In giving consideration to whether healthcare regulations apply to a proposed course of conduct it’s absolutely vital for a pharmacy to know its payor! This is especially so in the context of patient marketing and the various regulatory prohibitions on paying for healthcare referrals. Unfortunately, some pharmacy owners remain a bit mixed up about who the ultimate payor is for the medications they dispense, and, depending on that pharmacy’s billing operations, such mistakes can have devastating consequences.
A large part of this confusion might be attributed to the fact that in most instances, a pharmacy is not billing the ultimate payor directly (unlike a DMEPOS provider that may be directly submitting claims to Medicare Part B), but rather, the pharmacy is billing an intermediary entity called a Pharmacy Benefit Manager (“PBM”), which is usually a commercially run entity (non-government owned) that manages and adjudicates claims on behalf of health insurance plans that cover pharmacy benefits.
A single PBM may be the ‘hub’ for hundreds or more healthcare insurance plans that a pharmacy bills claims to and through. Some of those health insurance plans may be commercial in nature, however, often times, the PBM is also managing claims that are paid by federal and state funded programs (e.g., Medicare Part D and Medicaid, respectively), which many pharmacies are unaware of.

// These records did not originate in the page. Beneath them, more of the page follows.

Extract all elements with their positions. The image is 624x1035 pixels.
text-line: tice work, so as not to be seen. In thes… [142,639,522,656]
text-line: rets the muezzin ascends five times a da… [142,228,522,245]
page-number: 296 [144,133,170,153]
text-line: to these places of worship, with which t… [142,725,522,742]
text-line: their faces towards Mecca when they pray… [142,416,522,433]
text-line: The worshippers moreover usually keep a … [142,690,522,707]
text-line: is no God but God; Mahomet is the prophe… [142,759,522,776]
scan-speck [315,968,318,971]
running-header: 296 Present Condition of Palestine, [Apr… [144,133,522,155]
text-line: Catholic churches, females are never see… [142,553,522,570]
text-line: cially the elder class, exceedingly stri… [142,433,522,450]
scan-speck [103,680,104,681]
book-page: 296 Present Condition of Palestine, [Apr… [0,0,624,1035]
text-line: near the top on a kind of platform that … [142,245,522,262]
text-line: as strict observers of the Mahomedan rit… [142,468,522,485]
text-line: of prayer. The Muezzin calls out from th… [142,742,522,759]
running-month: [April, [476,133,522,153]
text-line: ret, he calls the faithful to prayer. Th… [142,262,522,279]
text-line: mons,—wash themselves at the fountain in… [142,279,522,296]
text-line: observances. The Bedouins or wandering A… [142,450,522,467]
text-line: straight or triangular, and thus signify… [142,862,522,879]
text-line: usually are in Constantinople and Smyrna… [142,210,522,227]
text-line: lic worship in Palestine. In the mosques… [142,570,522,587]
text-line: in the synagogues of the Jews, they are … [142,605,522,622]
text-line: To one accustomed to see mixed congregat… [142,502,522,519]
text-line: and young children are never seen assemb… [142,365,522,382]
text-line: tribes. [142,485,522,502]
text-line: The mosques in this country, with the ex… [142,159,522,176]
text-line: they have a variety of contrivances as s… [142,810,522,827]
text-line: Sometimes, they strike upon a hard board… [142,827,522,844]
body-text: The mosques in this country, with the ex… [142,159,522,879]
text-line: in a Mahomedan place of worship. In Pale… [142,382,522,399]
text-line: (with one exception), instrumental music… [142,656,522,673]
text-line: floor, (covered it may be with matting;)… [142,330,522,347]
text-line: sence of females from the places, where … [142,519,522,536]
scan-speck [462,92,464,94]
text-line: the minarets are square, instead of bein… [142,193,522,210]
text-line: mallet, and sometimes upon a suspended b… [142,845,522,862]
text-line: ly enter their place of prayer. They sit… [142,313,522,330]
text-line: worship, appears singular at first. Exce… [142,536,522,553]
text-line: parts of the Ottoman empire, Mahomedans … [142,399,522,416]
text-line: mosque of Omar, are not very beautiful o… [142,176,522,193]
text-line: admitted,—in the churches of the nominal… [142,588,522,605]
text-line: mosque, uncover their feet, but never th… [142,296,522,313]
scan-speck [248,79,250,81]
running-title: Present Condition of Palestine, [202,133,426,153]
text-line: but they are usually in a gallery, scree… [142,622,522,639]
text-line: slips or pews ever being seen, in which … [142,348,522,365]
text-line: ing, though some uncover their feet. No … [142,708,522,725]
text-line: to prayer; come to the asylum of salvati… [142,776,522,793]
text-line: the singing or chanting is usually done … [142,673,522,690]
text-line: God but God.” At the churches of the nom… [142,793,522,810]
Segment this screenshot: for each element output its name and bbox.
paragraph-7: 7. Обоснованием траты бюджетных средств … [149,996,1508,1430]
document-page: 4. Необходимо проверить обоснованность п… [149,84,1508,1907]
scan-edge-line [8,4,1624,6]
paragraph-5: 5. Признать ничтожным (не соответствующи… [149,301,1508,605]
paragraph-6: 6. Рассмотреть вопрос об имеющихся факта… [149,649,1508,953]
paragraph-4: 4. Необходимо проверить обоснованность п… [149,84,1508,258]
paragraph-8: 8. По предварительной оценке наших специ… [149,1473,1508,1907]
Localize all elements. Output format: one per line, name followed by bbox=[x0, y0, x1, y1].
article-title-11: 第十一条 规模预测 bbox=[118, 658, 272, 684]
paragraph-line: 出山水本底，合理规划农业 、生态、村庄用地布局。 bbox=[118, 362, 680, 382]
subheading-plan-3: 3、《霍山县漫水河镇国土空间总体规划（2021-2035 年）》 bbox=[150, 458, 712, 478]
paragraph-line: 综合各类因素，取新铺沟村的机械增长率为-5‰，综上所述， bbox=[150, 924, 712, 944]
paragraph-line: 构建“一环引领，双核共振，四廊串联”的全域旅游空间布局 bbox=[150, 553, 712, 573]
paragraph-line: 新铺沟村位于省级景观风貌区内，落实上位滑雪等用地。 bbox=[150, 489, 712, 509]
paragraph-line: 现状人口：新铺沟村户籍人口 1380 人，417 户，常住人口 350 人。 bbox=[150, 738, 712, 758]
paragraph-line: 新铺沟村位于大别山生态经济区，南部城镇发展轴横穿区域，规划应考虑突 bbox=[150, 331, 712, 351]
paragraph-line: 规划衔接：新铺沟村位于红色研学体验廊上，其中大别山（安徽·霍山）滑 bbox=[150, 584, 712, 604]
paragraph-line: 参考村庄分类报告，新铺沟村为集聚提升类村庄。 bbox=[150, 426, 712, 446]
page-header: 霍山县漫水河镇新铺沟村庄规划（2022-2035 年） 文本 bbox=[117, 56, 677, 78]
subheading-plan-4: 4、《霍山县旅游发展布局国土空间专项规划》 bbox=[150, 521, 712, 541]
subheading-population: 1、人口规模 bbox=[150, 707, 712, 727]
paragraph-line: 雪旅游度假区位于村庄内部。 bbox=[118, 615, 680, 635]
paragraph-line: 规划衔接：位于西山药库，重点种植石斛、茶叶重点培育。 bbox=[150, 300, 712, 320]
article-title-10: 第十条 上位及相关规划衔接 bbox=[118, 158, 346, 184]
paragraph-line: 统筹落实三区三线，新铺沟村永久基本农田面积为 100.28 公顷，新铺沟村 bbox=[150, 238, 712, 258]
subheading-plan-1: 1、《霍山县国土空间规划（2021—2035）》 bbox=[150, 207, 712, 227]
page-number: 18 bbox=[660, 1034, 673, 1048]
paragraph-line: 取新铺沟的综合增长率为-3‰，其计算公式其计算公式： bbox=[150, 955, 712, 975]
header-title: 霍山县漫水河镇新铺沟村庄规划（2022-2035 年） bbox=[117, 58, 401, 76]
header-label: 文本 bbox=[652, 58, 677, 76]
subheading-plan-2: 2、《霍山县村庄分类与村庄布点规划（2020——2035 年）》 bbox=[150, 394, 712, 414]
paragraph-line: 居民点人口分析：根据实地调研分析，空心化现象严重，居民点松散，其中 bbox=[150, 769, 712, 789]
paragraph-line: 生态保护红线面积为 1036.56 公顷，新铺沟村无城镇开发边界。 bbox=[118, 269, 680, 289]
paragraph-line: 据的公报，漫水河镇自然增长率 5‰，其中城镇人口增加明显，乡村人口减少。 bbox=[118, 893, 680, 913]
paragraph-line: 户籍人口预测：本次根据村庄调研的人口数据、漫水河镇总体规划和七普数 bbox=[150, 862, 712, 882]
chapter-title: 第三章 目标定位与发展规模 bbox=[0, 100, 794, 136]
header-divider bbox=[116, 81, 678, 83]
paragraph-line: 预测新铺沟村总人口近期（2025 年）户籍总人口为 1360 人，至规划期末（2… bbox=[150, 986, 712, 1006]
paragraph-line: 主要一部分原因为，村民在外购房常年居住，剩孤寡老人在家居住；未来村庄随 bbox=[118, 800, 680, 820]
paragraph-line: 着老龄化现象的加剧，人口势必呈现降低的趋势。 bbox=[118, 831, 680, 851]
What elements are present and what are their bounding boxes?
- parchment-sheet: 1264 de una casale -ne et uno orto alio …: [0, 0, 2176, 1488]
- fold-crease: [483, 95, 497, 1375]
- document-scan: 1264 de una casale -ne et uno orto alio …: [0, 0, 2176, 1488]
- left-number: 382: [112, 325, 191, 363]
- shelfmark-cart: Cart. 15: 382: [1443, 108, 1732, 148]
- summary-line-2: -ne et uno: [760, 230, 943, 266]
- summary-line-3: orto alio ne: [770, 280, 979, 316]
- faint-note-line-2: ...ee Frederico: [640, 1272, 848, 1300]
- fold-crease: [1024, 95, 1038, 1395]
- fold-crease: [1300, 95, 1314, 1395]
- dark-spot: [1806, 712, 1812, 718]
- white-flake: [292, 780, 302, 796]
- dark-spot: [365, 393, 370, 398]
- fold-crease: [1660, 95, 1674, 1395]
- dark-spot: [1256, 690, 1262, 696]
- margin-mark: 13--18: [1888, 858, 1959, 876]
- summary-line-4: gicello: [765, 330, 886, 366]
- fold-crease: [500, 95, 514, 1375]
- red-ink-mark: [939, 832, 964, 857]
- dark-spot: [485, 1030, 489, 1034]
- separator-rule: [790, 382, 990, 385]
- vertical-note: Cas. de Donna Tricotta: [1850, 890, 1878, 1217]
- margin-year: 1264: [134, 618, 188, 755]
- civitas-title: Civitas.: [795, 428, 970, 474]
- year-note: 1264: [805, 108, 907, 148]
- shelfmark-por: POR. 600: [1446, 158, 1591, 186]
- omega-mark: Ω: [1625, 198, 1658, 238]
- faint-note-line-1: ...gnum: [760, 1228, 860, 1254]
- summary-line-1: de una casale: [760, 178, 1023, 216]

Pharmacies may wrongfully think, in billing a PBM, that there are no state or federally funded payors involved, and as such, they can get “creative” in their marketing efforts, and engage in activities that may otherwise be prohibited by the Federal Anti-Kickback Statute, which prohibits the offer or receipt of any form of renumeration in exchange for referrals that are reimbursable through federally or state funded healthcare programs. They’re incorrect, because as stated above, in many instances although they’re billing through a commercially owned PBM, the ultimate payor is indeed a state or federally funded program.
They are further mistaken because even if they are strictly billing commercial health insurance payors managed by the PBM, federal commercial health insurance fraud laws provide the federal regulators (Office of Inspector General, FBI, etc.) essentially the same power to investigate, enforce, and levy similar penalties provided by the Federal Anti-Kickback Statute for inappropriate referral activities, which can be criminal in nature.
So that clears that up – PBMs manage claims on behalf of both federally/state funded healthcare programs as well as commercial health insurance plans, both of which the federal regulators are tasked with policing, and both of which prohibit paying for patient referrals.
But wait, there’s more! What about patients that have no health insurance – nothing payable through federal/state healthcare program benefits (and thus not under the auspices of the Federal Anti-Kickback Statute) and not payable by a commercial health insurance provider (and thus out of the reach of the federal commercial health insurance fraud laws) – let’s talk about cash. Is a pharmacy free to engage in activities that would otherwise violate these federal laws?
At least in Florida, the answer is a resounding NO! This is because the Florida Patient Brokering Act has the same referral prohibitions as the federal regulations mentioned herein, but then further extends those prohibitions beyond federally/state funded and commercial payors to even cash paying patients.
Clearly, it’s absolutely vital to “know your payor” in pharmacy billing and ensure your patient marketing practices are complaint. The most cautious approach is to take the most restrictive standards and to apply them to overall operations.